Friday, October 01, 2004

Will that be gas or grass in your furnace?

By John Spears Toronto Star, January 7, 2001 Page: B5, Business Edition

Put another blade of grass on the fire, dear, pellets made of switchgrass could become a new home-heating fuel.

Wild grass that once covered the open spaces of Ontario could heat the homes of 21st century Canadians, says a Canadian research group. It is teaming with a Quebec-based stove manufacturer to market a new home-heating system fuelled by pellets made from
switchgrass. The wild grass can grow anywhere in southern Ontario and much of southern Quebec. Even better, it grows in soil that is of marginal quality and withstands a wide range of conditions - from harsh drought to the soggy conditions that plagued Ontario farmers last summer.

Patrick Duxbury is part of the grass-heating research team at Resource Efficient Agricultural Production, or REAP-Canada. It’s a non-profit organization based in (Ste. Anne de Bellevue, QC). Duxbury says people have been heating their homes for years with wood pellets, made from sawmill waste and research so far shows that switchgrass pellets can perform better than wood. “There’s no plant species that’s more efficient at intercepting light,” he says. Light is energy, so it means that switchgrass is very good at storing energy, which is released when it is burned. The grass is harvested, then chopped up and fed into a machine that compresses it and extrudes pellets. The finished pellets are not far off the dimensions of a cigarette filter. The grass also burns clean, so it doesn’t release pollutants or high levels of greenhouse gases. And it doesn’t require as much drying as wood, so it takes less energy to produce. Don’t think of harvesting the stuff that’s growing in your backyard, though. Switchgrass is a tall plant. “I was out at the end of last season harvesting switchgrass growing over my head,” Duxbury says.

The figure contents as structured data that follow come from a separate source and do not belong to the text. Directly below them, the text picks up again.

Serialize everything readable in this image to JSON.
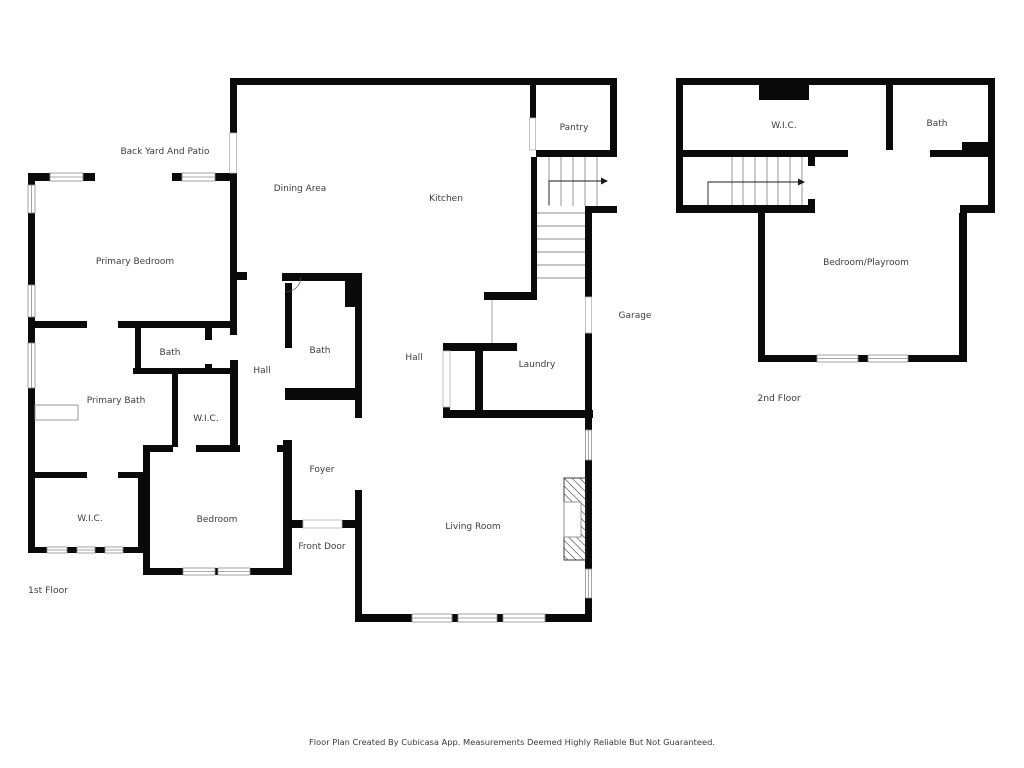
{
  "colors": {
    "wall": "#0a0a0a",
    "label": "#3d3d3d",
    "window_frame": "#8c8c8c",
    "stair_tread": "#8c8c8c",
    "arrow": "#1a1a1a",
    "background": "#ffffff"
  },
  "footer": {
    "text": "Floor Plan Created By Cubicasa App. Measurements Deemed Highly Reliable But Not Guaranteed."
  },
  "first_floor": {
    "floor_label": "1st Floor",
    "outdoor_label": "Back Yard And Patio",
    "rooms": {
      "dining_area": "Dining Area",
      "kitchen": "Kitchen",
      "pantry": "Pantry",
      "primary_bedroom": "Primary Bedroom",
      "bath_left": "Bath",
      "hall_left": "Hall",
      "primary_bath": "Primary Bath",
      "wic_mid": "W.I.C.",
      "bath_mid": "Bath",
      "hall_mid": "Hall",
      "laundry": "Laundry",
      "garage": "Garage",
      "wic_front": "W.I.C.",
      "bedroom": "Bedroom",
      "foyer": "Foyer",
      "front_door": "Front Door",
      "living_room": "Living Room"
    }
  },
  "second_floor": {
    "floor_label": "2nd Floor",
    "rooms": {
      "wic": "W.I.C.",
      "bath": "Bath",
      "bedroom_playroom": "Bedroom/Playroom"
    }
  }
}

Mark Drisdelle of Quebec-based Dell-Point Technologies has been working on how to make switchgrass-pellet technology a commercial proposition. Since wood-pellet stove technology is well-developed, it’s mostly a matter of fine-tuning existing equipment to handle grass. Grass pellets, for example, have a higher ash content than wood. The economics work something like this: Drisdelle says heating a 2,000-square-foot home for the cold months would take about 150 bags of pellets weighing 22.7 kilograms each, or 3.4 tonnes in total. How big is that? One tonne of pellets would be contained in a 1.2-metre cube. REAP figures the pellets can be manufactured for about $90 to $125 a tonne - less than $470 a season, not including delivery.

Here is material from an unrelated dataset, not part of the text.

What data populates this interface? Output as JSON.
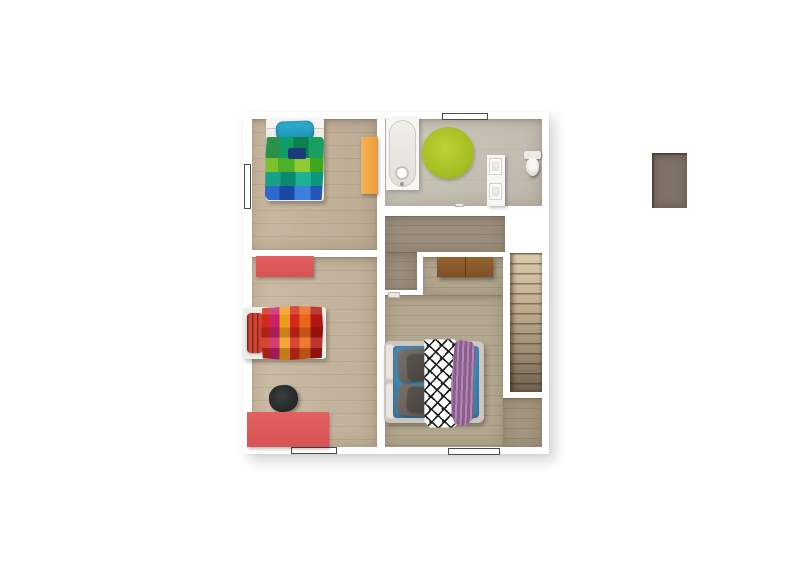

Because the grass can be grown all over the place and pellet plants can be fairly small scale, the researchers envision a number of plants scattered across southern Ontario and Quebec, to minimize transport costs. Finding investors willing to put money into pellet plants is the part of the puzzle they figure they need next. As for the stove, Dell-Point Technologies is advertising one on its Web site for $1,995 (U.S.), or $3,013. The stove can connect to a forced-air or hot-water radiator system to heat a house. In theory, they could run the hot-water system as well and even generate electricity. Analysis by REAP claims that heating with grass pellets could be 30 per cent cheaper than heating with oil or gas and would cut greenhouse gas emissions by 90 per cent. One of the drawbacks of pellet technology is that people who are used to oil, gas or electric heat don’t want to be hauling bags of pellets to the stove all the time. Stove manufacturers have tried to overcome this by designing automatic, computer-controlled electrical systems to run the stoves. (The system can run for days on a car battery if the electricity fails.) A large storage bin sits by the stove, which needs to be filled only occasionally. A computer-controlled system monitors temperatures and an augur feeds pellets into the furnace as needed.

For Duxbury, the goal is to provide a clean, low-carbon heating technology that can replace less environmentally friendly forms of energy. One target is Quebec, where about half the population heats with electricity generated by water power. Replacing electric heat with grass would mean more Quebec electricity could be exported to the northeastern United States, where dirty, coal-fired plants now supply much of the power, Duxbury says. Thinking big, Duxbury notes that if all the arable land in Alberta were turned over to switchgrass, it could produce 200 million tonnes of pellets - the energy equivalent of 600 million barrels of oil. That’s about 20 million hectares.

Obviously, switchgrass isn’t going to run wheat and cattle off the Prairies. But Duxbury does note that each summer about 8 million hectares lie fallow across the prairie provinces. That’s fertile ground for switchgrass, which would not rob the soil of nutrients and would protect the land from erosion. Tom Adams, executive director of Energy Probe, says pellet fuels are worth a look from consumers. “The pellet-fuel system has reached the point where homeowners can leave behind the atmospherically damaging fossil-fuel industry for meeting their heating needs,” he says.